Irfan muncul dari liang pintu masuk dan berkata. "Maaf, Bu. Saya ketakutan sekali tadi. Maaf sekali."

Sekarang perasaan Sutrisno lega sudah. Ia dapatkan senyuman itu kembali. Ibunya baik-baik saja. Aman sekarang, pikirnya. Hatinya aman dari rasa tegang yang jika terjadi terus menerus bisa membuatnya depresi. "Ibu benar nggak kenapa-napa? Apa harus aku bawa ke rumah sakit untuk dicek?"

"Ah. Tidak usah. Ibu baik-baik saja!" Ia memandang Irfan dengan mata melotot. "Kamu jadi lelaki penakut sekali, Fan. Badan doang dibesarin!" Ia bangkit cepat-cepat dan masuk ke dalam kamar.

Sutrisno menarik napas dulu sebelum berkata seperti ini pada Irfan. "Syukurlah, ibu saya baik-baik saja. Emang kamu nggak tahu, kok bisa-bisanya lemari itu menimpa ibu saya, Fan?"

"Kalau ditanya seperti itu, saya juga tidak tahu, Pak. Wong datang-datang ke sini saya sudah melihat ibu tertindih lemari."

"Di ruang tengah, ya?" Tanpa menunggu jawaban Irfan, ia melangkah ke ruang tengah. Suasana semrawut tampak menghadirkan keributan yang tidak ia mengerti. Pecahan kaca, kayu dan puing-puing pajangan yang awalnya tersimpan di dalam lemari membuatnya tak habis pikir, apa yang bisa membuat ibunya sampai tertindih lemari. Tapi ia ingin menenangkan dulu suasana yang tidak menyenangkan ini. Mungkin nanti sore atau malam, ia akan tanyakan perihal ini pada ibunya. Ia harus mendapatkan jawabannya kalau ingin memuaskan rasa penasarannya selama ini.

"Kamu pulang aja, Fan. Nanti kalau ada apa-apa, saya akan meneleponmu."

"Terima kasih, Pak." Lima detik kemudian sopir itu lenyap dari pandangan Sutrisno yang masih memandang puing-puing berserakan di ruang tengah itu. Lalu ia palingkan pandangannya ke lorong dapur. Ia ingat apa yang dikatakan Irfan tadi. Ada ibunya di dapur padahal ia juga melihatnya sedang berbaring di sofa.

Bulu kuduknya meremang, namun ia paksakan saja untuk berjalan ke dapur. Baru sampai lorong, ia berhenti, keadaan menjadi dingin dan baru saja berjalan satu langkah, keadaan bertambah menjadi dingin sekali. Tampak asing dan penuh tarikan tersendiri. Sensasi yang berlebihan dan tidak bernuansa nyaman sedikitpun. Rasa takut menjalari hati Sutrisno. Lama ia melangkah, mengendap-endap saja, hati-hati dan tampak waspada. Matanya celingak-celinguk. Sebentar-sebentar ke belakang, ke samping, ke arah sebaliknya, dan ke depan lagi. Merasa asing, pikirnya ketika ia baru saja tiba di liang pintu dapur.

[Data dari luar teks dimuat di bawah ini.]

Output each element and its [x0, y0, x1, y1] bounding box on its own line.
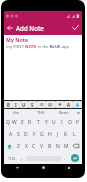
button[interactable]: More suggestions	[74, 109, 82, 116]
button[interactable]: X	[22, 140, 30, 152]
button[interactable]: A	[7, 128, 14, 140]
button[interactable]: Backspace	[70, 140, 82, 152]
button[interactable]: Hide keyboard	[4, 164, 30, 171]
button[interactable]: Recent apps	[56, 164, 82, 171]
staticText: Been	[59, 110, 69, 115]
button[interactable]: THE	[28, 109, 53, 116]
staticText: I	[15, 102, 17, 108]
button[interactable]: H	[46, 128, 54, 140]
button[interactable]: Format option 9	[73, 101, 82, 108]
button[interactable]: G	[38, 128, 46, 140]
staticText: ?123	[8, 156, 16, 161]
staticText: N	[56, 143, 60, 150]
staticText: V	[40, 143, 44, 150]
button[interactable]: Been	[53, 109, 74, 116]
button[interactable]: Format option 1	[4, 101, 12, 108]
staticText: S	[31, 102, 34, 108]
staticText: ☰	[40, 102, 44, 107]
staticText: X	[25, 143, 28, 150]
staticText: H	[48, 131, 52, 138]
button[interactable]: M	[62, 140, 70, 152]
staticText: A	[76, 102, 79, 108]
staticText: Q	[6, 119, 10, 126]
button[interactable]: Save note	[68, 20, 82, 35]
staticText: J	[57, 131, 59, 138]
button[interactable]: N	[54, 140, 62, 152]
button[interactable]: Format option 2	[12, 101, 20, 108]
button[interactable]: C	[30, 140, 38, 152]
button[interactable]: T	[34, 116, 42, 128]
button[interactable]: I	[58, 116, 66, 128]
staticText: I	[61, 119, 63, 126]
staticText: D	[24, 131, 28, 138]
staticText: THE	[37, 110, 45, 115]
button[interactable]: U	[50, 116, 58, 128]
staticText: B	[48, 143, 52, 150]
staticText: U	[52, 119, 56, 126]
button[interactable]: L	[70, 128, 78, 140]
staticText: ,	[21, 155, 23, 161]
button[interactable]: W	[11, 116, 18, 128]
button[interactable]: Format option 6	[46, 101, 55, 108]
staticText: my FIRST NOTE in the BLUE app	[6, 44, 69, 50]
staticText: B	[7, 102, 10, 108]
button[interactable]: ,	[19, 152, 25, 164]
button[interactable]: Format option 8	[64, 101, 73, 108]
staticText: F	[33, 131, 36, 138]
staticText: My Note	[6, 36, 29, 43]
button[interactable]: K	[62, 128, 70, 140]
button[interactable]: O	[66, 116, 74, 128]
staticText: T	[37, 119, 40, 126]
staticText: O	[68, 119, 72, 126]
button[interactable]: J	[54, 128, 62, 140]
button[interactable]: Q	[4, 116, 11, 128]
staticText: W	[12, 119, 17, 126]
staticText: K	[64, 131, 68, 138]
staticText: .	[64, 155, 66, 161]
button[interactable]: Z	[15, 140, 22, 152]
button[interactable]: ?123	[4, 152, 19, 164]
button[interactable]: Format option 4	[28, 101, 37, 108]
button[interactable]: Format option 3	[20, 101, 28, 108]
staticText: G	[40, 131, 44, 138]
button[interactable]: D	[22, 128, 30, 140]
button[interactable]: Enter	[68, 152, 82, 164]
button[interactable]: S	[14, 128, 22, 140]
button[interactable]: R	[26, 116, 34, 128]
staticText: ❖	[58, 102, 62, 107]
staticText: P	[76, 119, 80, 126]
staticText: the	[13, 110, 20, 115]
staticText: U	[22, 102, 26, 108]
staticText: M	[64, 143, 69, 150]
button[interactable]: Format option 5	[37, 101, 46, 108]
staticText: C	[32, 143, 36, 150]
staticText: S	[17, 131, 20, 138]
button[interactable]: Shift	[4, 140, 15, 152]
button[interactable]: the	[4, 109, 28, 116]
button[interactable]: Home	[30, 164, 56, 171]
button[interactable]: Navigate up	[4, 20, 16, 35]
staticText: E	[21, 119, 24, 126]
staticText: ▤	[48, 102, 53, 107]
staticText: Y	[45, 119, 48, 126]
staticText: R	[28, 119, 32, 126]
staticText: A	[9, 131, 13, 138]
button[interactable]: F	[30, 128, 38, 140]
staticText: A	[67, 102, 70, 108]
button[interactable]: V	[38, 140, 46, 152]
button[interactable]: .	[62, 152, 68, 164]
button[interactable]: Format option 7	[55, 101, 64, 108]
button[interactable]: B	[46, 140, 54, 152]
staticText: L	[73, 131, 76, 138]
staticText: Add Note	[16, 24, 44, 32]
button[interactable]: E	[18, 116, 26, 128]
button[interactable]: P	[74, 116, 82, 128]
button[interactable]: Y	[42, 116, 50, 128]
staticText: Z	[17, 143, 20, 150]
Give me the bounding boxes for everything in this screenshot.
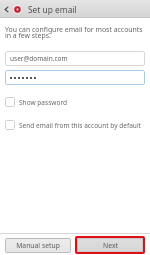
button[interactable] [5, 70, 145, 85]
button[interactable]: Next [77, 238, 143, 252]
staticText: Show password [19, 98, 67, 107]
staticText: Send email from this account by default [19, 121, 141, 130]
button[interactable]: Send email from this account by default [5, 120, 145, 130]
button[interactable]: Manual setup [5, 238, 71, 253]
staticText: Manual setup [16, 241, 60, 250]
staticText: You can configure email for most account… [5, 25, 145, 40]
button[interactable]: Show password [5, 97, 145, 107]
staticText: user@domain.com [10, 54, 68, 63]
staticText: Next [103, 241, 118, 250]
staticText: Set up email [28, 4, 77, 15]
button[interactable]: user@domain.com [5, 51, 145, 66]
button[interactable]: Back [0, 0, 12, 18]
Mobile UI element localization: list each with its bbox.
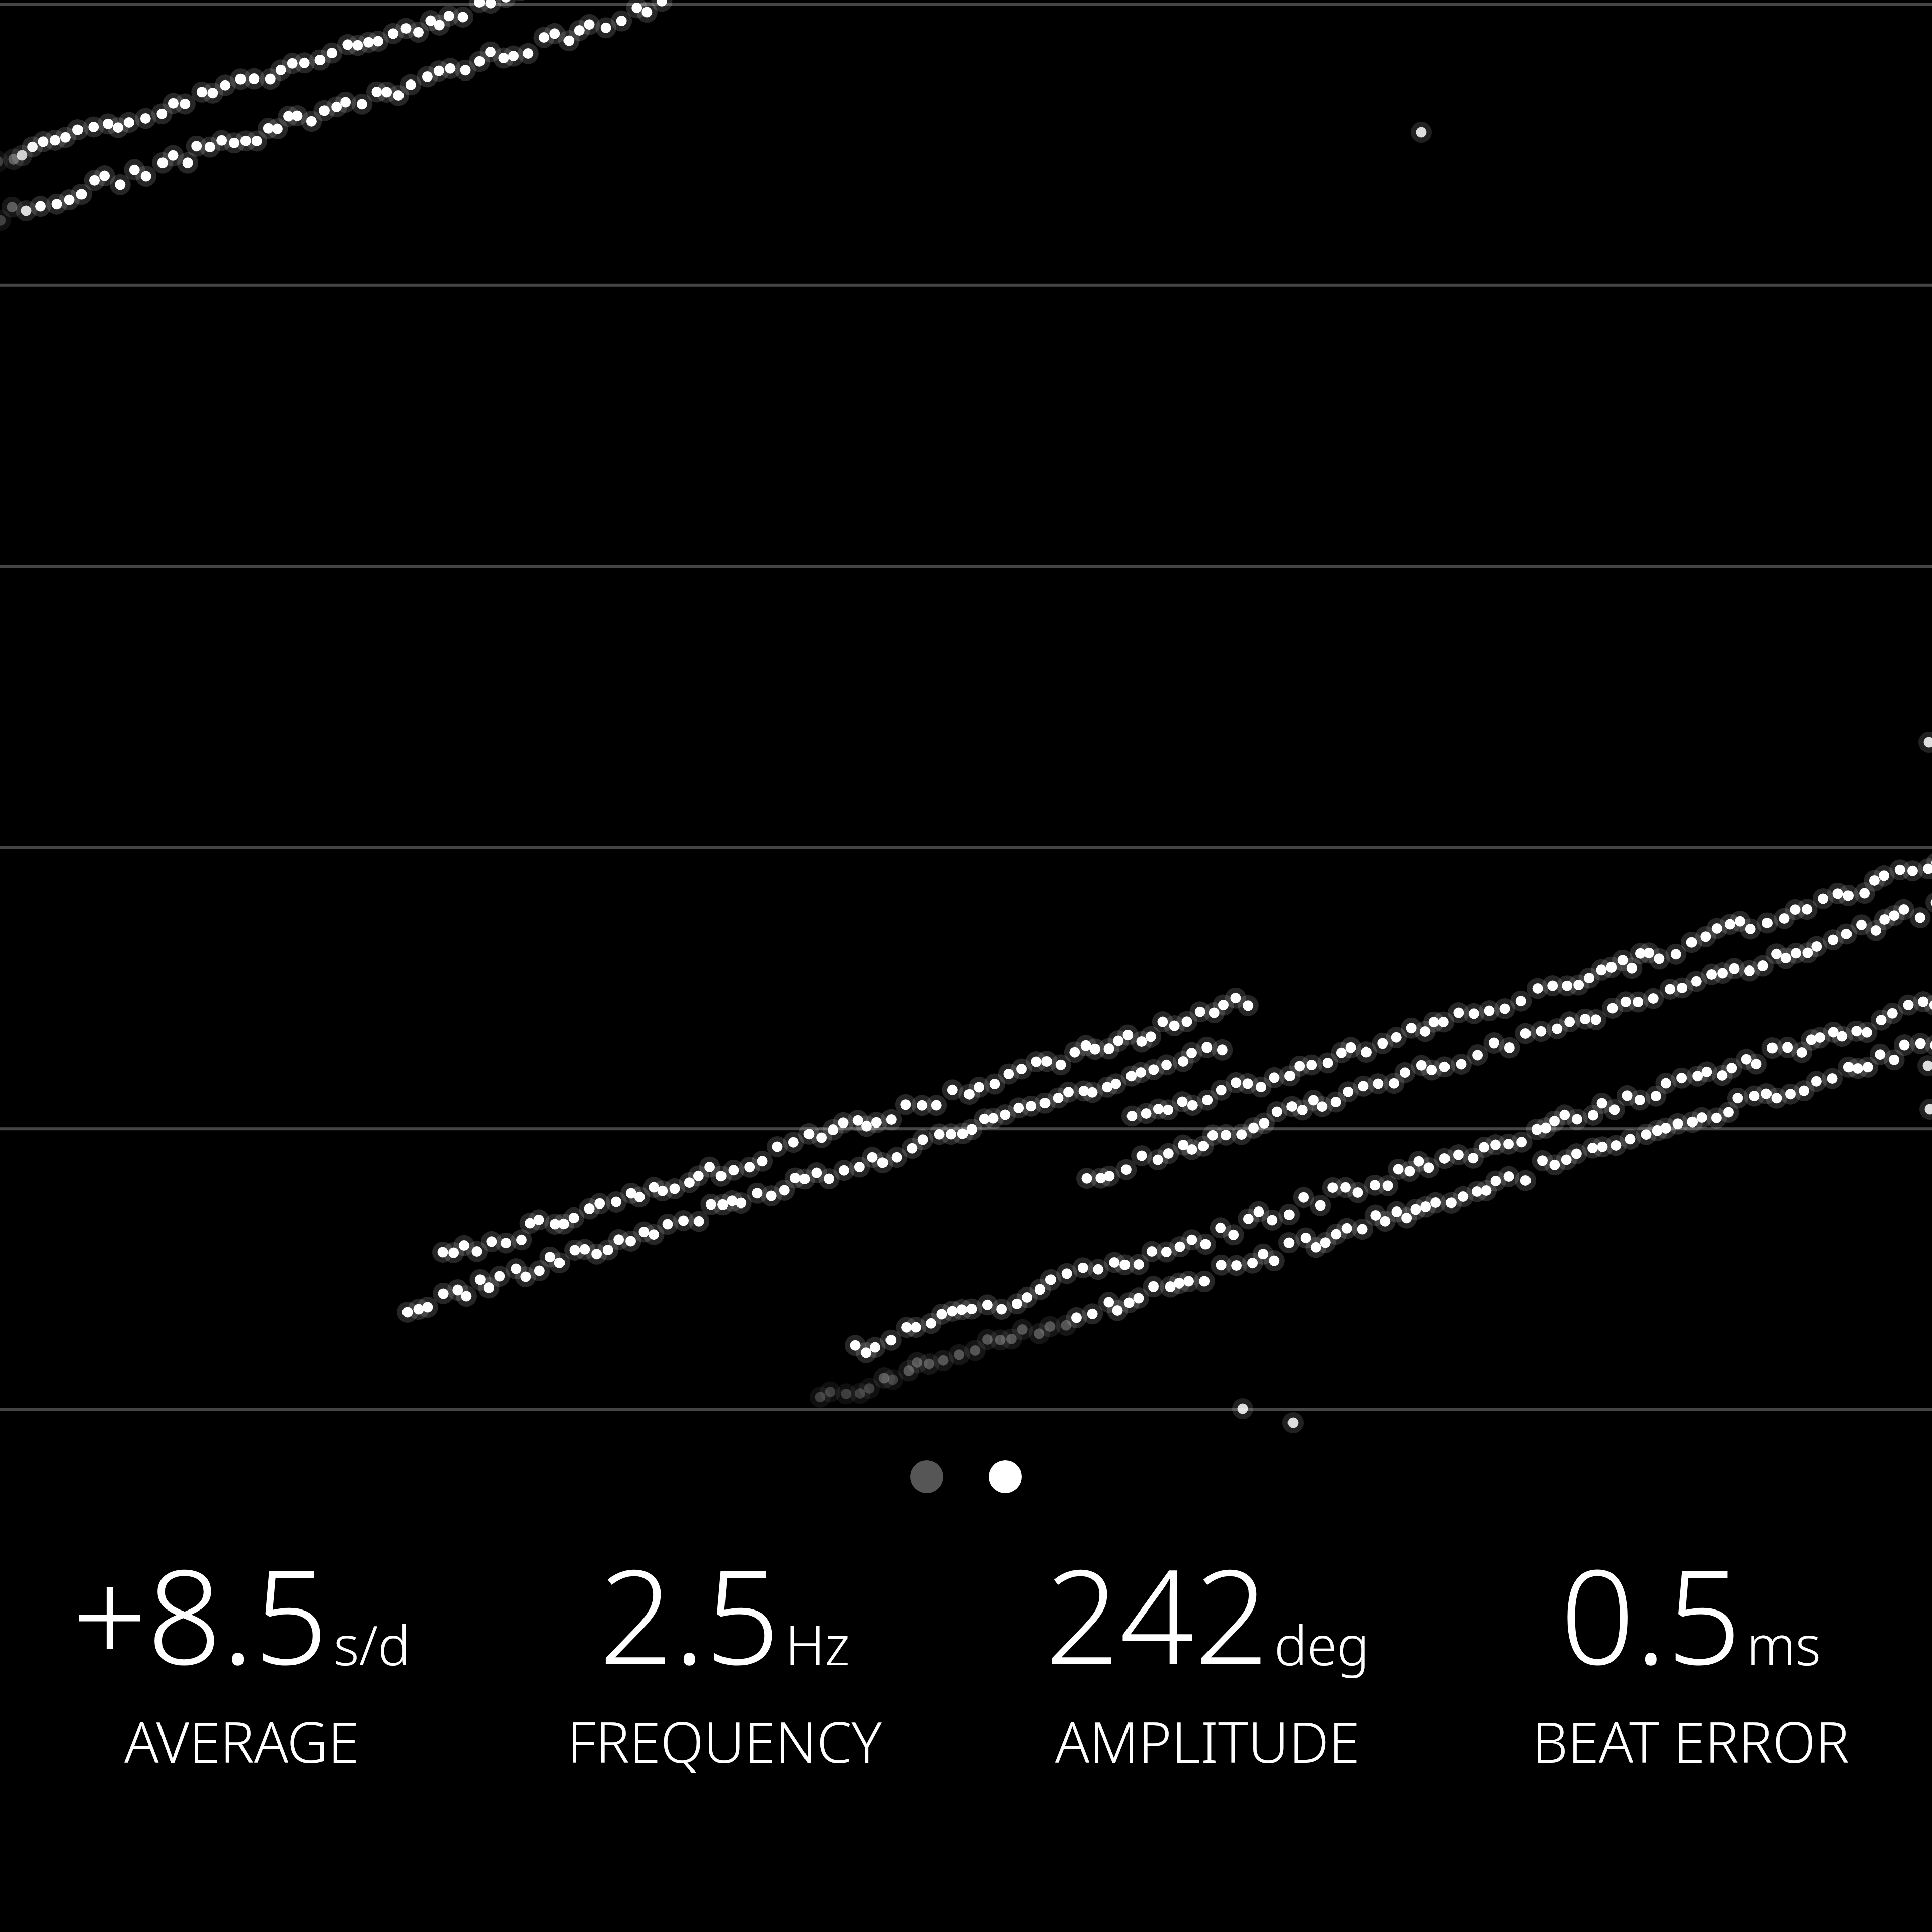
staticText: s/d bbox=[334, 1607, 411, 1681]
staticText: BEAT ERROR bbox=[1532, 1703, 1849, 1780]
staticText: deg bbox=[1274, 1607, 1370, 1681]
button[interactable]: 0.5 bbox=[1449, 1524, 1932, 1806]
staticText: +8.5 bbox=[72, 1524, 329, 1703]
button[interactable]: +8.5 bbox=[0, 1524, 483, 1806]
staticText: AVERAGE bbox=[124, 1703, 359, 1780]
button[interactable]: 2.5 bbox=[483, 1524, 966, 1806]
staticText: Hz bbox=[785, 1607, 850, 1681]
button[interactable]: Page 1 bbox=[910, 1460, 943, 1493]
staticText: ms bbox=[1747, 1607, 1821, 1681]
staticText: 0.5 bbox=[1560, 1524, 1742, 1703]
staticText: 2.5 bbox=[599, 1524, 780, 1703]
button[interactable]: Page 2, selected bbox=[989, 1460, 1022, 1493]
staticText: FREQUENCY bbox=[567, 1703, 882, 1780]
button[interactable]: Beat trace graph bbox=[0, 0, 1932, 1429]
staticText: AMPLITUDE bbox=[1055, 1703, 1360, 1780]
button[interactable]: 242 bbox=[966, 1524, 1449, 1806]
staticText: 242 bbox=[1045, 1524, 1269, 1703]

Suasana dapur itu terang dijilati lampu neon, membuat mata Sutrisno silau. Masih berdiri di liang pintu dapur, ia fokuskan pandangannya menyapu sekeliling ruangan itu. Tidak tampak apa-apa, dan ia tahu ibunya ada di dalam kamar. Jadi apa yang dikatakan Irfan lewat pembicaraan telepon tadi, benar apa tidaknya masih ia pertanyakan kembali pada keyakinannya.

Langkah kakinya gontai ketika ia mencoba untuk berjalan dengan tatapan masih menyapu ke sekeliling. Di meja makan memang ada empat bangku namun tak tampak siapapun yang ada di situ. Tadi Irfan sempat bilang bahwa ia mendapati Nur Romlah yang sedang terbaring di sofa namun tiba-tiba sosoknya juga tampak sedang duduk di bangku meja makan. Dan ia tidak melihat apa-apa. Ketika ia melihat dudukan satu persatu bangku itu, tidak ada kesan bahwa salah satu dari keempat bangku itu baru saja diduduki oleh seseorang.